In about 160 papers she is still Dorothy Dix, but in 20 others the column now appears under her maiden name, Muriel Nissen. The old-school, no-nonsense advice is the same mixture as before. Recently, "A.L." wrote: "My husband and I are both in our fifties ... get along very well except that he doesn't like the radio. When he comes home from work he has dinner, then settles down to read for the evening . . . never takes me any place, we have no company and I am really very lonely." Columnist Agnelli's advice: "Be thankful for a happy, contented and settled husband, and don't yearn for the moon."
20 Hours a Day. In private, Mrs. Agnelli herself has solved a problem that often plagues her readers: how to keep a home and a job at the same time. She does it by working as long as 20 hours a day. Born in Manhattan, she went to Hunter College and studied journalism and psychology at Columbia. After marrying in 1929, she got a job editing Bell Syndicate's four-page tabloid for children called the "Sunshine Club." Later, she helped write an advice feature and did a turn as stamp columnist before becoming Dorothy Dix.
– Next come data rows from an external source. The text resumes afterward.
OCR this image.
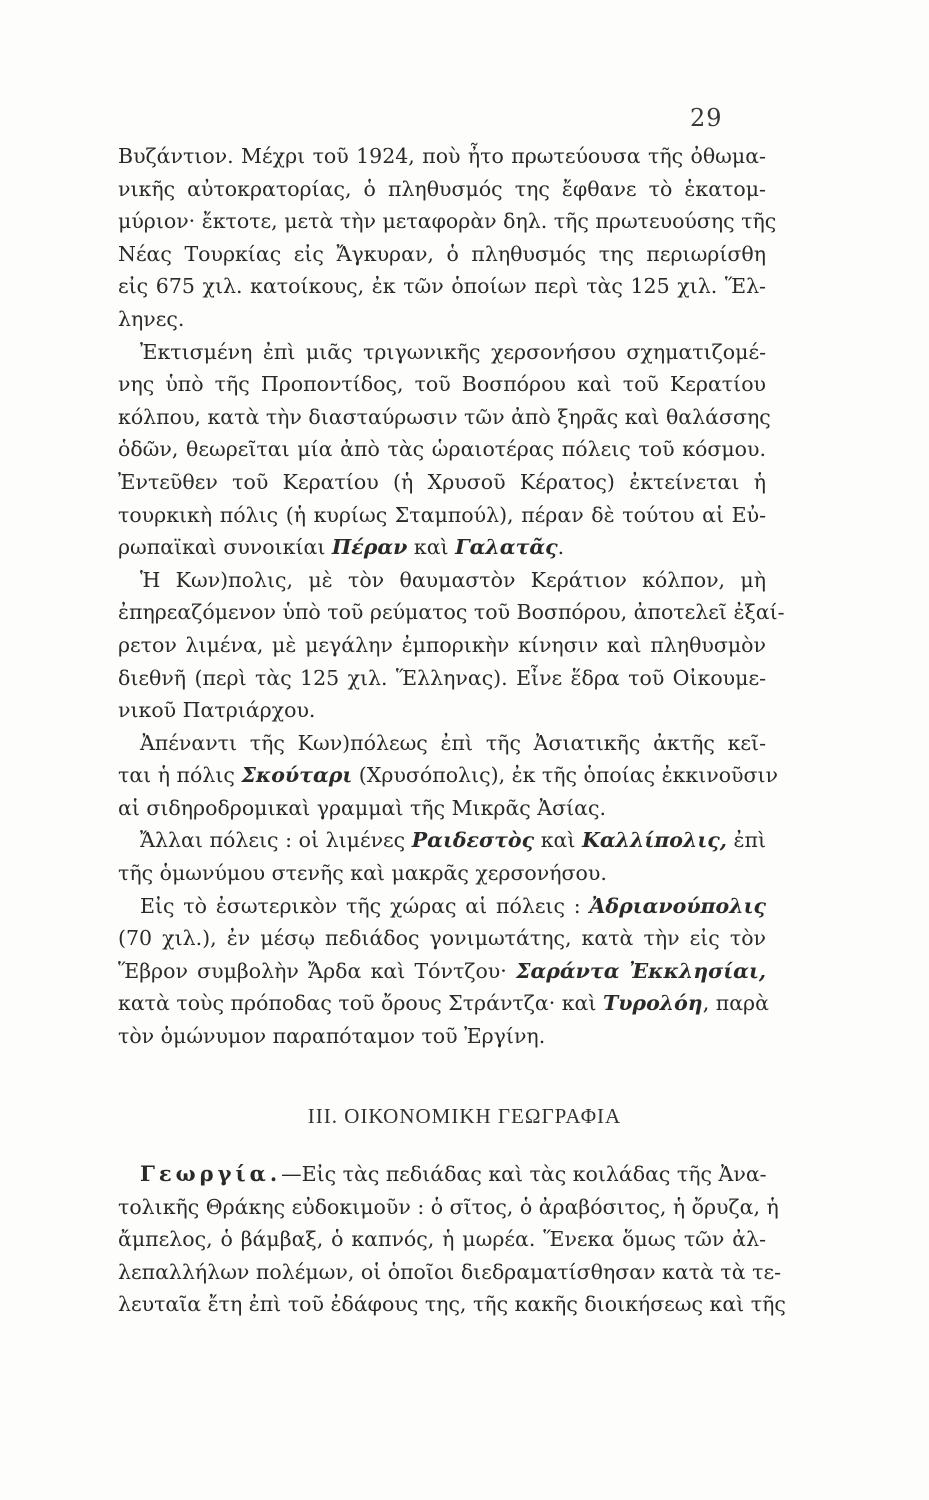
29
Βυζάντιον. Μέχρι τοῦ 1924, ποὺ ἦτο πρωτεύουσα τῆς ὀθωμα-
νικῆς αὐτοκρατορίας, ὁ πληθυσμός της ἔφθανε τὸ ἑκατομ-
μύριον· ἔκτοτε, μετὰ τὴν μεταφορὰν δηλ. τῆς πρωτευούσης τῆς
Νέας Τουρκίας εἰς Ἄγκυραν, ὁ πληθυσμός της περιωρίσθη
εἰς 675 χιλ. κατοίκους, ἐκ τῶν ὁποίων περὶ τὰς 125 χιλ. Ἕλ-
ληνες.
Ἐκτισμένη ἐπὶ μιᾶς τριγωνικῆς χερσονήσου σχηματιζομέ-
νης ὑπὸ τῆς Προποντίδος, τοῦ Βοσπόρου καὶ τοῦ Κερατίου
κόλπου, κατὰ τὴν διασταύρωσιν τῶν ἀπὸ ξηρᾶς καὶ θαλάσσης
ὁδῶν, θεωρεῖται μία ἀπὸ τὰς ὡραιοτέρας πόλεις τοῦ κόσμου.
Ἐντεῦθεν τοῦ Κερατίου (ἡ Χρυσοῦ Κέρατος) ἐκτείνεται ἡ
τουρκικὴ πόλις (ἡ κυρίως Σταμπούλ), πέραν δὲ τούτου αἱ Εὐ-
ρωπαϊκαὶ συνοικίαι Πέραν καὶ Γαλατᾶς.
Ἡ Κων)πολις, μὲ τὸν θαυμαστὸν Κεράτιον κόλπον, μὴ
ἐπηρεαζόμενον ὑπὸ τοῦ ρεύματος τοῦ Βοσπόρου, ἀποτελεῖ ἐξαί-
ρετον λιμένα, μὲ μεγάλην ἐμπορικὴν κίνησιν καὶ πληθυσμὸν
διεθνῆ (περὶ τὰς 125 χιλ. Ἕλληνας). Εἶνε ἕδρα τοῦ Οἰκουμε-
νικοῦ Πατριάρχου.
Ἀπέναντι τῆς Κων)πόλεως ἐπὶ τῆς Ἀσιατικῆς ἀκτῆς κεῖ-
ται ἡ πόλις Σκούταρι (Χρυσόπολις), ἐκ τῆς ὁποίας ἐκκινοῦσιν
αἱ σιδηροδρομικαὶ γραμμαὶ τῆς Μικρᾶς Ἀσίας.
Ἄλλαι πόλεις : οἱ λιμένες Ραιδεστὸς καὶ Καλλίπολις, ἐπὶ
τῆς ὁμωνύμου στενῆς καὶ μακρᾶς χερσονήσου.
Εἰς τὸ ἐσωτερικὸν τῆς χώρας αἱ πόλεις : Ἀδριανούπολις
(70 χιλ.), ἐν μέσῳ πεδιάδος γονιμωτάτης, κατὰ τὴν εἰς τὸν
Ἕβρον συμβολὴν Ἄρδα καὶ Τόντζου· Σαράντα Ἐκκλησίαι,
κατὰ τοὺς πρόποδας τοῦ ὄρους Στράντζα· καὶ Τυρολόη, παρὰ
τὸν ὁμώνυμον παραπόταμον τοῦ Ἐργίνη.
III. ΟΙΚΟΝΟΜΙΚΗ ΓΕΩΓΡΑΦΙΑ
Γεωργία.—Εἰς τὰς πεδιάδας καὶ τὰς κοιλάδας τῆς Ἀνα-
τολικῆς Θράκης εὐδοκιμοῦν : ὁ σῖτος, ὁ ἀραβόσιτος, ἡ ὄρυζα, ἡ
ἄμπελος, ὁ βάμβαξ, ὁ καπνός, ἡ μωρέα. Ἕνεκα ὅμως τῶν ἀλ-
λεπαλλήλων πολέμων, οἱ ὁποῖοι διεδραματίσθησαν κατὰ τὰ τε-
λευταῖα ἔτη ἐπὶ τοῦ ἐδάφους της, τῆς κακῆς διοικήσεως καὶ τῆς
Now a Long Island housewife with three sons (21, 19, 14), she does all her own cooking, still finds time for outside activities, such as being president of the Rosary Society of St. Catherine of Siena Catholic Church of St. Albans. She gets up in the morning at 6:15, fixes breakfast, then tackles her pile of mail (800 letters a week). Four days a week she reads letters, dictates answers to two high-school girl helpers and sends pamphlets to advice seekers.
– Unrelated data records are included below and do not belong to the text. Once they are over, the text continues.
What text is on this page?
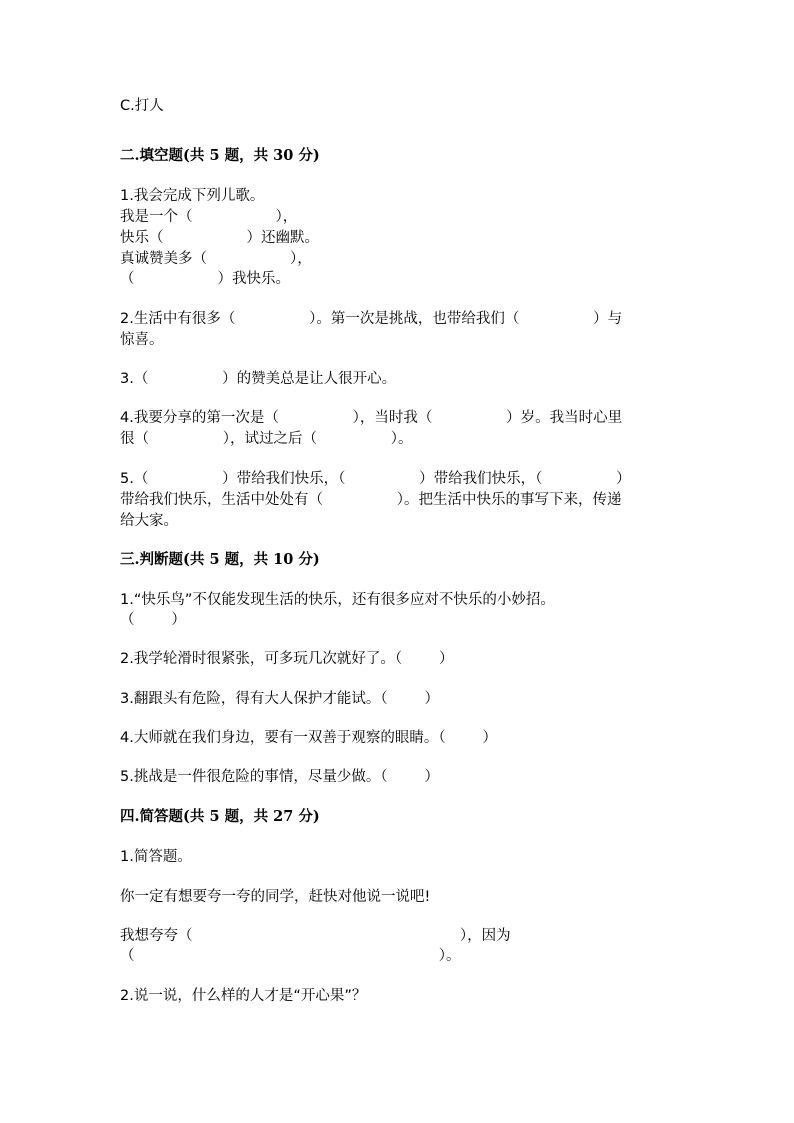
C.打人

二.填空题(共 5 题，共 30 分)

1.我会完成下列儿歌。

我是一个（                  ），

快乐（                  ）还幽默。

真诚赞美多（                  ），

（                  ）我快乐。

2.生活中有很多（                ）。第一次是挑战，也带给我们（                ）与

惊喜。

3.（                ）的赞美总是让人很开心。

4.我要分享的第一次是（                ），当时我（                ）岁。我当时心里

很（                ），试过之后（                ）。

5.（                ）带给我们快乐，（                ）带给我们快乐，（                ）

带给我们快乐，生活中处处有（                ）。把生活中快乐的事写下来，传递

给大家。

三.判断题(共 5 题，共 10 分)

1.“快乐鸟”不仅能发现生活的快乐，还有很多应对不快乐的小妙招。

（        ）

2.我学轮滑时很紧张，可多玩几次就好了。（        ）

3.翻跟头有危险，得有大人保护才能试。（        ）

4.大师就在我们身边，要有一双善于观察的眼睛。（        ）

5.挑战是一件很危险的事情，尽量少做。（        ）

四.简答题(共 5 题，共 27 分)

1.简答题。

你一定有想要夸一夸的同学，赶快对他说一说吧!

我想夸夸（                                                          ），因为

（                                                                  ）。

2.说一说，什么样的人才是“开心果”？
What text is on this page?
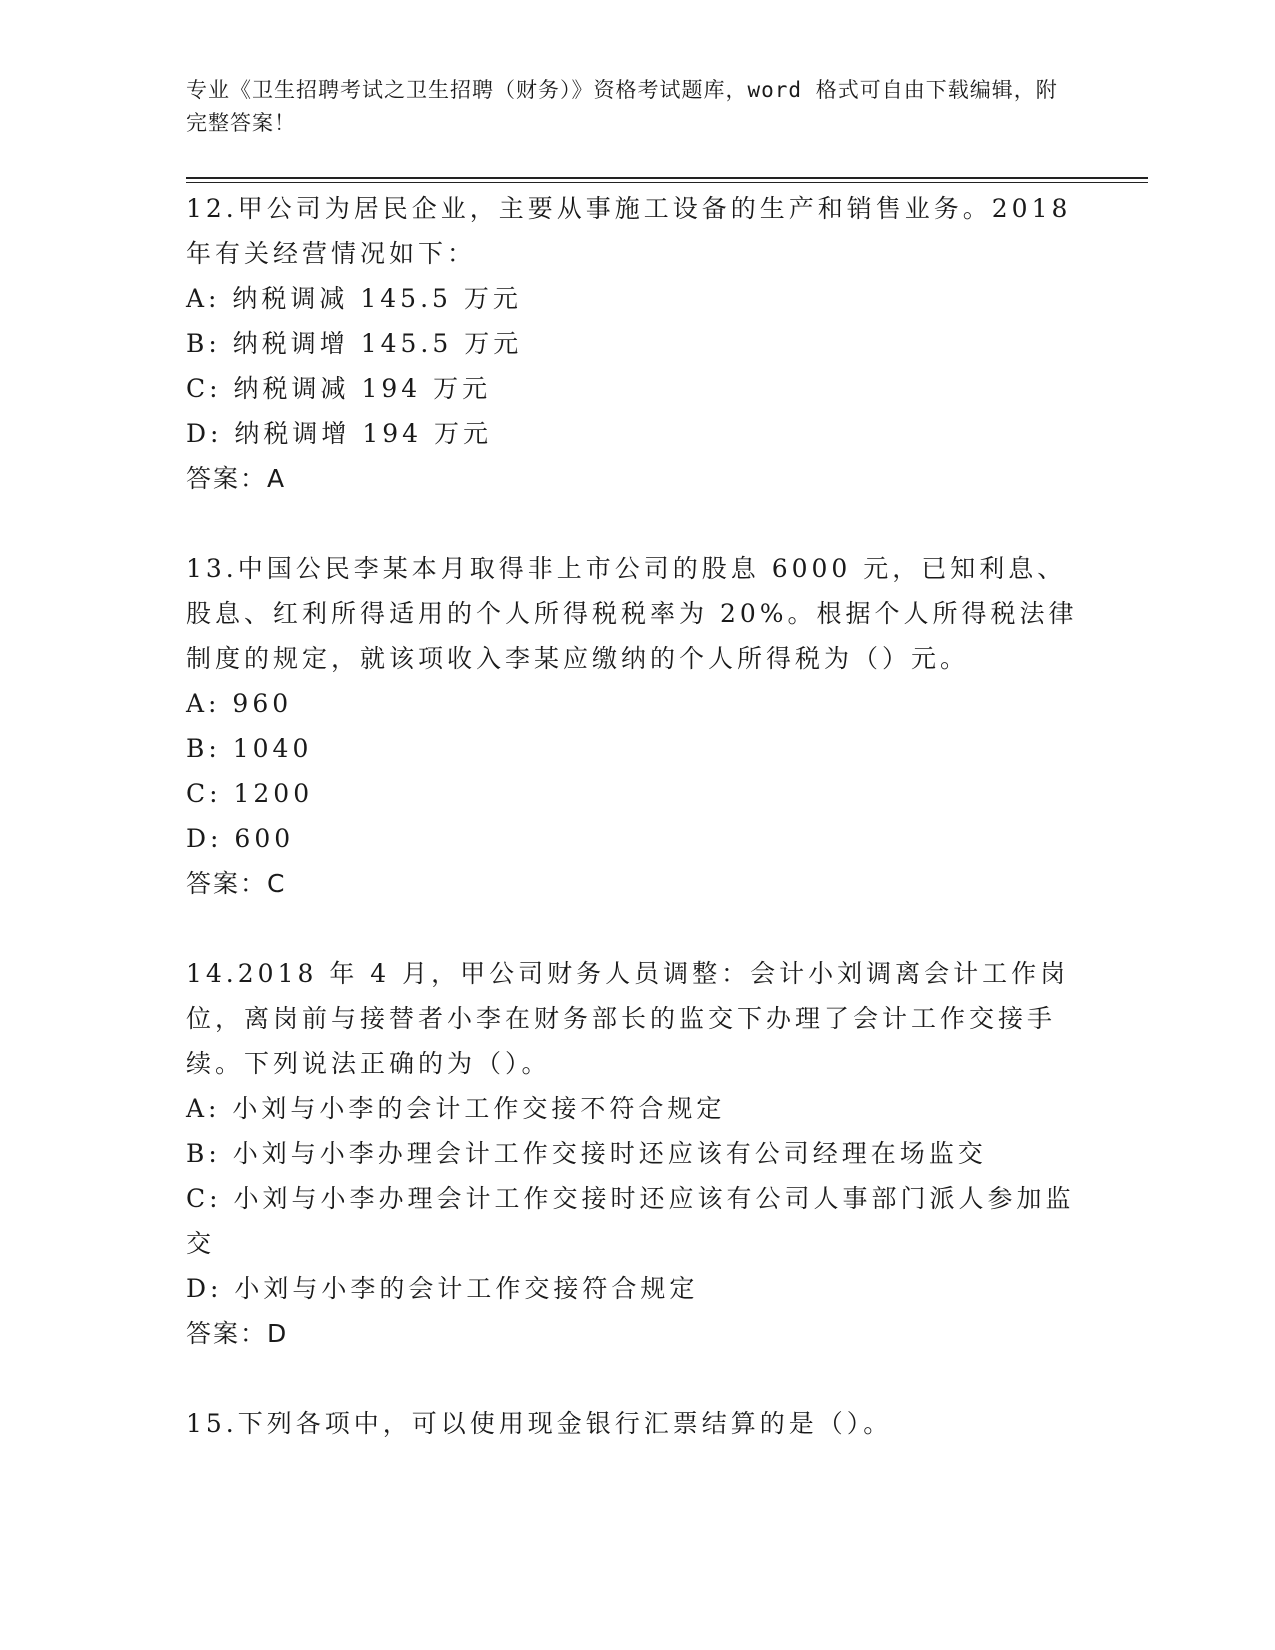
专业《卫生招聘考试之卫生招聘（财务）》资格考试题库，word 格式可自由下载编辑，附完整答案！

12.甲公司为居民企业，主要从事施工设备的生产和销售业务。2018 年有关经营情况如下：

A: 纳税调减 145.5 万元

B: 纳税调增 145.5 万元

C: 纳税调减 194 万元

D: 纳税调增 194 万元

答案：A

13.中国公民李某本月取得非上市公司的股息 6000 元，已知利息、股息、红利所得适用的个人所得税税率为 20%。根据个人所得税法律制度的规定，就该项收入李某应缴纳的个人所得税为（）元。

A: 960

B: 1040

C: 1200

D: 600

答案：C

14.2018 年 4 月，甲公司财务人员调整：会计小刘调离会计工作岗位，离岗前与接替者小李在财务部长的监交下办理了会计工作交接手续。下列说法正确的为（）。

A: 小刘与小李的会计工作交接不符合规定

B: 小刘与小李办理会计工作交接时还应该有公司经理在场监交

C: 小刘与小李办理会计工作交接时还应该有公司人事部门派人参加监交

D: 小刘与小李的会计工作交接符合规定

答案：D

15.下列各项中，可以使用现金银行汇票结算的是（）。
She spends two more days writing her columns in batches of six. Most of her editing is cutting, since "people don't seem to write briefly about their troubles." She leaves housework to a maid, but by late afternoon, she starts cooking dinner. Her husband never makes suggestions for the column, "is happy as long as the house and family come first."
Catch a Beau. A good third of her mail comes from teen-age girls, many asking how to catch a beau. ("The three great boy-catching qualities a girl can possess are: Femininity, Amiability, and Enthusiasm.") For those who want more elaborate answers she has a shelf full of pamphlets ("Mothers-in-Law," "Philandering," "Are You Sure It's Love?", etc.). To those who want her to broaden her interests and run a matrimonial bureau on the side she gives a sympathetic but firm no, has never been able to figure out why my most intelligent mail seems to come from Philadelphia."
For first-hand advice she often goes to her sons. She is seldom asked for any in return. "But they get it anyway. They can't escape."